Chun Doo-hwan, who was responsible for instigating the military coup in 1979 and enforcing the deadly crackdown on Gwangju protesters, was subsequently elected president of South Korea from 1980-1988. The military strongman eventually circumvented his death sentence and most recently made headlines for defaming a former democracy activist who survived the 1980s protests.
“At the time, Gwangju was painted as a failure,” said Professor Choi Jin-bong, who teaches political communications at Sungkonghoe University. “But history has unfolded to show that Korea’s road to fulfilling democracy would be incomplete without experiencing Gwangju. It’s why memories of the uprising are often summoned up as living proof of the people’s power.”
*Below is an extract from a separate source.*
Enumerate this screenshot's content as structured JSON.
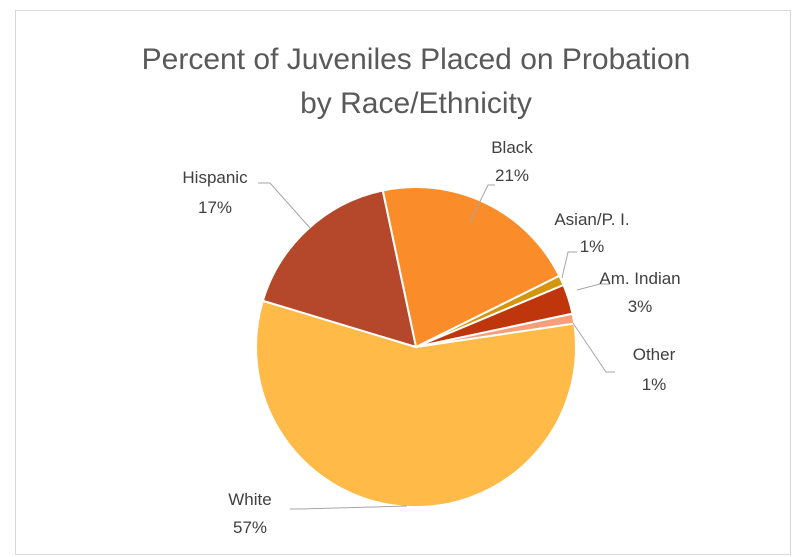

The 8888 uprisings were met with a similar fate — violently shut down by the military junta, leaving thousands dead. However, Wutyee said she believes the revolution is also what eventually fueled momentum for Aung San Suu Kyi to rise to power after a democratic landslide election victory.
“The more I learn about the resistance efforts of both Gwangju and Myanmar, I find the strength to continue organizing,” Wutyee said. “Sometimes I’m overcome by guilt while living in Korea because I don’t know if it’s okay for me to live well here while Myanmar people are suffering, but I’ve realized through this battle that I do, in fact, love my country.”
Despite the broader similarities Gwangju and Myanmar share, Eom said this comparison should not sweep over the sociohistorical circumstances specific to a country that many oversimplify the narrative.
“The solidarity we are seeing from Koreans has never been so fervent,” Eom said. “But Gwangju is only one dot we can connect Myanmar to. We can also look to the Philippines’ People Power Revolution in 1986 or the 1989 Tiananmen Square protests in China. Ultimately, Koreans must stand in the position of supporters, so that Myanmar citizens themselves can muster the strength to fight back and reclaim their narrative.”
Juhyun Lee contributed to this report.